Ndashaala told New Era that her son will only receive his payout from the MVA Fund when he turns 21. Ndashaala said after the accident, Haimbodi got a walking frame. During 2019, fellow learners at Hage Geingob High School collected funds and donated a wheelchair to enable him to move with ease at school. Haimbodi was repeating grade 9 this year, but he has since dropped out of school as his condition has deteriorated.

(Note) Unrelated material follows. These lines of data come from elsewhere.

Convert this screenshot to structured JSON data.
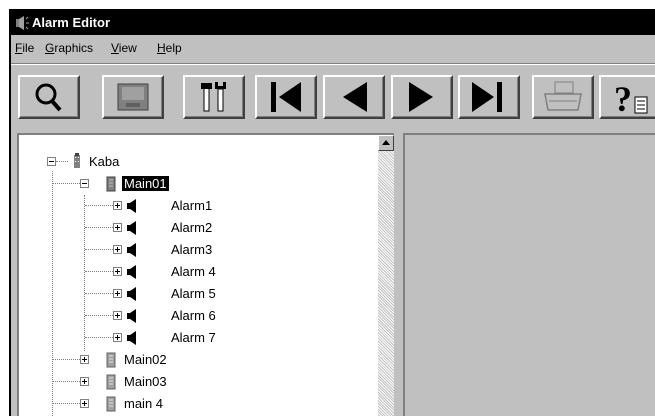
{
  "window": {
    "title": "Alarm Editor"
  },
  "menu": [
    {
      "label": "File",
      "hotkey": "F",
      "rest": "ile"
    },
    {
      "label": "Graphics",
      "hotkey": "G",
      "rest": "raphics"
    },
    {
      "label": "View",
      "hotkey": "V",
      "rest": "iew"
    },
    {
      "label": "Help",
      "hotkey": "H",
      "rest": "elp"
    }
  ],
  "toolbar": {
    "buttons": [
      {
        "name": "search",
        "icon": "magnifier-icon"
      },
      {
        "name": "save",
        "icon": "monitor-icon"
      },
      {
        "name": "tools",
        "icon": "tools-icon"
      },
      {
        "name": "first",
        "icon": "first-record-icon"
      },
      {
        "name": "previous",
        "icon": "previous-record-icon"
      },
      {
        "name": "next",
        "icon": "next-record-icon"
      },
      {
        "name": "last",
        "icon": "last-record-icon"
      },
      {
        "name": "print",
        "icon": "printer-icon"
      },
      {
        "name": "help",
        "icon": "help-icon"
      }
    ]
  },
  "tree": {
    "root": {
      "label": "Kaba"
    },
    "nodes": [
      {
        "label": "Main01",
        "selected": true,
        "expanded": true,
        "children": [
          "Alarm1",
          "Alarm2",
          "Alarm3",
          "Alarm 4",
          "Alarm 5",
          "Alarm 6",
          "Alarm 7"
        ]
      },
      {
        "label": "Main02",
        "expanded": false
      },
      {
        "label": "Main03",
        "expanded": false
      },
      {
        "label": "main 4",
        "expanded": false
      }
    ]
  }
}
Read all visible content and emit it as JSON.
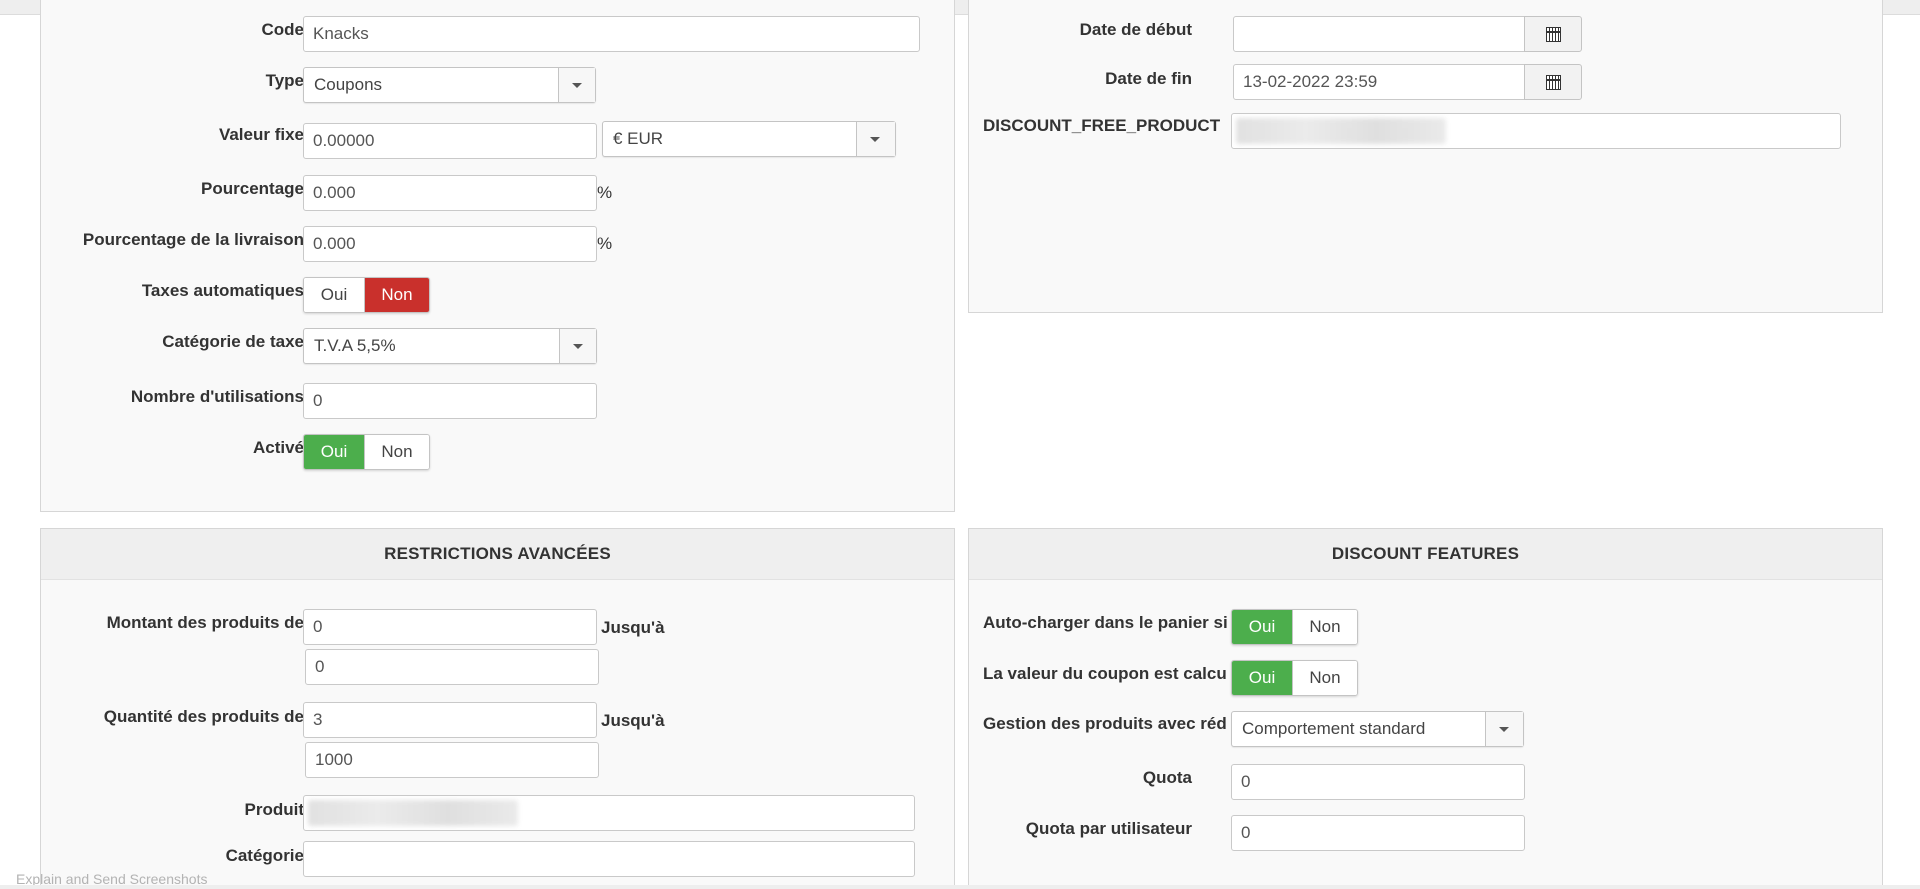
{
  "left_top": {
    "code": {
      "label": "Code",
      "value": "Knacks"
    },
    "type": {
      "label": "Type",
      "value": "Coupons"
    },
    "valeur_fixe": {
      "label": "Valeur fixe",
      "value": "0.00000",
      "currency": "€ EUR"
    },
    "pourcentage": {
      "label": "Pourcentage",
      "value": "0.000",
      "unit": "%"
    },
    "pourcentage_livraison": {
      "label": "Pourcentage de la livraison",
      "value": "0.000",
      "unit": "%"
    },
    "taxes_auto": {
      "label": "Taxes automatiques",
      "yes": "Oui",
      "no": "Non",
      "selected": "no"
    },
    "categorie_taxe": {
      "label": "Catégorie de taxe",
      "value": "T.V.A 5,5%"
    },
    "nombre_utilisations": {
      "label": "Nombre d'utilisations",
      "value": "0"
    },
    "active": {
      "label": "Activé",
      "yes": "Oui",
      "no": "Non",
      "selected": "yes"
    }
  },
  "right_top": {
    "date_debut": {
      "label": "Date de début",
      "value": ""
    },
    "date_fin": {
      "label": "Date de fin",
      "value": "13-02-2022 23:59"
    },
    "free_product": {
      "label": "DISCOUNT_FREE_PRODUCT"
    }
  },
  "restrictions": {
    "title": "RESTRICTIONS AVANCÉES",
    "montant": {
      "label": "Montant des produits de",
      "from": "0",
      "to_label": "Jusqu'à",
      "to": "0"
    },
    "quantite": {
      "label": "Quantité des produits de",
      "from": "3",
      "to_label": "Jusqu'à",
      "to": "1000"
    },
    "produit": {
      "label": "Produit"
    },
    "categorie": {
      "label": "Catégorie",
      "value": ""
    }
  },
  "features": {
    "title": "DISCOUNT FEATURES",
    "auto_charger": {
      "label": "Auto-charger dans le panier si",
      "yes": "Oui",
      "no": "Non",
      "selected": "yes"
    },
    "valeur_coupon": {
      "label": "La valeur du coupon est calcu",
      "yes": "Oui",
      "no": "Non",
      "selected": "yes"
    },
    "gestion": {
      "label": "Gestion des produits avec réd",
      "value": "Comportement standard"
    },
    "quota": {
      "label": "Quota",
      "value": "0"
    },
    "quota_user": {
      "label": "Quota par utilisateur",
      "value": "0"
    }
  },
  "footer": {
    "text": "Explain and Send Screenshots"
  },
  "colors": {
    "green": "#4cae4c",
    "red": "#c9302c"
  }
}
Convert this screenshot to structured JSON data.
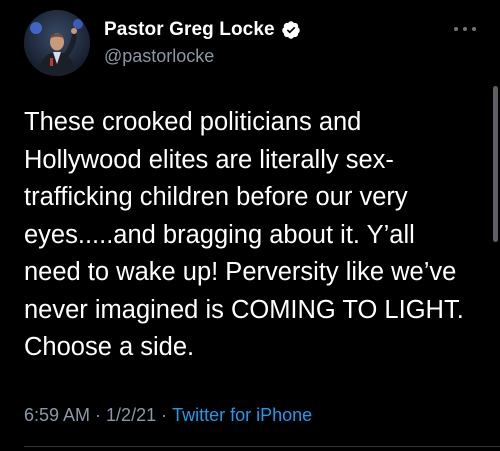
{
  "author": {
    "display_name": "Pastor Greg Locke",
    "handle": "@pastorlocke",
    "verified_icon": "verified-badge-icon",
    "avatar_icon": "profile-photo"
  },
  "tweet": {
    "text": "These crooked politicians and Hollywood elites are literally sex-trafficking children before our very eyes.....and bragging about it. Y’all need to wake up! Perversity like we’ve never imagined is COMING TO LIGHT. Choose a side.",
    "time": "6:59 AM",
    "separator": "·",
    "date": "1/2/21",
    "source": "Twitter for iPhone"
  },
  "colors": {
    "background": "#000000",
    "text": "#ffffff",
    "secondary": "#8b98a5",
    "link": "#1d9bf0",
    "divider": "#2f3336"
  }
}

“His (class) teacher dropped him at home in March this year stating that Lineekela had stopped communicating. The teacher said he should stay at home while we monitor him. Since then he never spoke again,” the mother said. 
Subsequently, Ndashaala took her son to the doctor who gave him additional medication to what he was already getting. Shortly after this, the mother said, her son could not feed himself any longer. She stated Haimbodi also could not swallow food, water or medicine. He was regurgitating whatever he took in and as a result he was admitted in hospital. After his release from hospital over two weeks ago, Ndashaala has been finding it difficult to care for Haimbodi who needs a nutritional supplement, Ensure, as prescribed by the nurses and she also needs to buy him adult diapers. Haimbodi and his twin brothers each receive a N$250 social grant from the government. But for Haimbodi alone, his mother, per month must at least spend N$520 on four tins of 400g of Ensure. 

“I asked the nurses to provide me with Ensure when Haimbodi was released from hospital but they told me they don’t give out any. I don’t have money to buy Ensure. I first gave him Oshitaka but it was too thick to pass through the feeding tube. I give him Oshikandela diluted with water. But my concern is after giving him Oshikandela he has not relieved himself,” noted the mother. 

Haimbodi’s teacher Simon Mungungu said his learner was referred to the school by the education ministry while in grade 8.  Regarding this year, the teacher said Haimbodi stopped talking and would just stare.  Mungungu stated it was unlike Haimbodi who would usually tell him about his siblings. Mungungu added Haimbodi also experienced a lot of seizures.  In addition, Mungungu said that Haimbodi also got tired fast after writing just a few words compared to writing a paragraph when he started school.  He would take about two days to write a page and thus relied on fellow learners to write his summaries, the teacher said.  

He added that the school with the assistance of the Life Skills teacher tried to get him a suitable school but it was not successful. In the meantime, the director of Side by Side Early Intervention Centre, Huipie van Wyk, responded to Haimbodi’s plight and donated tins of Ensure, and diapers. She also drew up a schedule for the mother when to give him his supplement and medication.